Power factor correction capacitors for use in the circuits of FIGS. 1 and 2 have been manufactured and their performance to cost ratio continuously improved over a period of more than fifty years and are today a commodity readily available to plant engineers from many manufacturers with the most commonly used plant voltage ratings, e.g. 240, 480, and 600 volts, and with a wide range of available KVAR ratings. These capacitors are required to meet the current ANSI Standard No. 18 and the IEEE Standard for Shunt Power Capacitors and typically consist of many rolled capacitor sections connected in parallel, each section having metallized plastic film electrodes and a plastic dielectric sheet. The parallel connected rolled sections are surrounded by a casing and impregnated by a dielectric liquid that enhances capacitance and raises the safe operating voltage. But these commercial capacitors are all limited in current to about 100% of that which corresponds to its name plate KVAR rating (at AC source frequency). Capacitors of a different construction are manufactured for use as SCR commutating capacitors that provide a much higher current carrying capacity. These high rated current capacitors employ metal foil electrodes and have a stable capacitance in service. Such a capacitor could have been used in the series circuit of FIG. 2 permitting tuning to exactly the dominant harmonic, but only at a very much greater expense, e.g. $100,000 rather than $25,000 for a capacitor rated at 800 KVAR at 60 HZ.
It is therefore conventional practice to employ the less costly metallized film capacitor with a more modest current carrying capacity, and to detune the series LC circuit of FIG. 2 to a frequency lower than that of the harmonic current to be shunted away from the power source. Another reason for detuning is that the lower cost standard power-factor-correction capacitor described above has a self healing feature whereby when voltage breakdown occurs at a weak point in the plastic dielectric, the metallized film in an area surrounding the fault is vaporized thus clearing the fault; but each such breakdown and healing point causes a gradual reduction in time in the total capacity and thus a detuning in the filter of FIG. 2.

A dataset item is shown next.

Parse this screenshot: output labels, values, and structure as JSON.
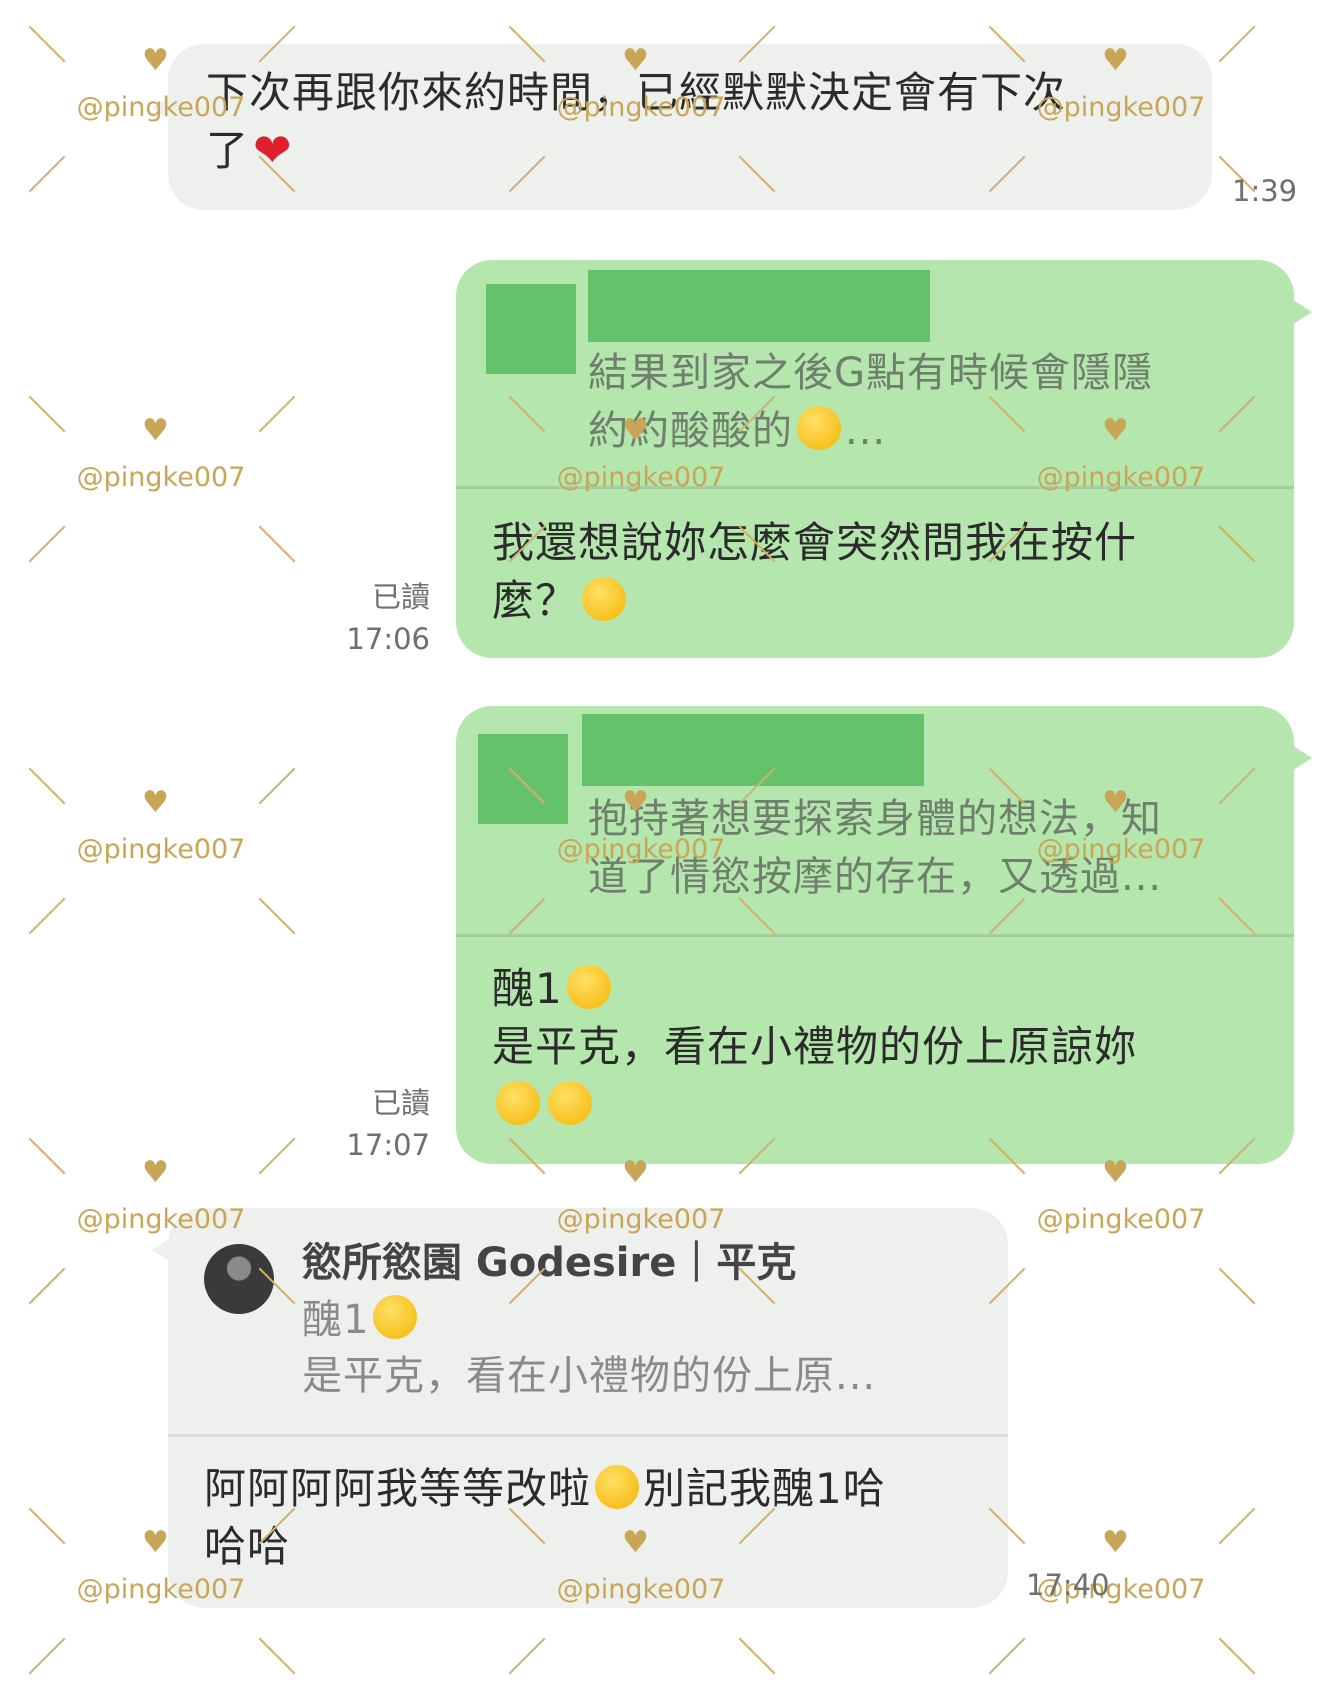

An example of what is done in practice when the fifth harmonic is to be shunted by the series LC circuit of FIG. 2, is to make the resonant frequency of the LC series circuit 4.7 times, instead of exactly 5 times, the frequency of the AC energy source, substantially reducing the harmonic current through the capacitor to the available capacitor rating but at the same time substantially reducing the efficacy of the harmonic shunt.
It is therefore an object of the present invention to provide a lower cost electrical power distribution circuit, with a power factor correction capacitor and means for harmonic current suppression that overcomes the above-noted shortcomings of the prior art.
It is further an object of this invention to provide such an electrical power distribution circuit having greater harmonic current filtering efficiency.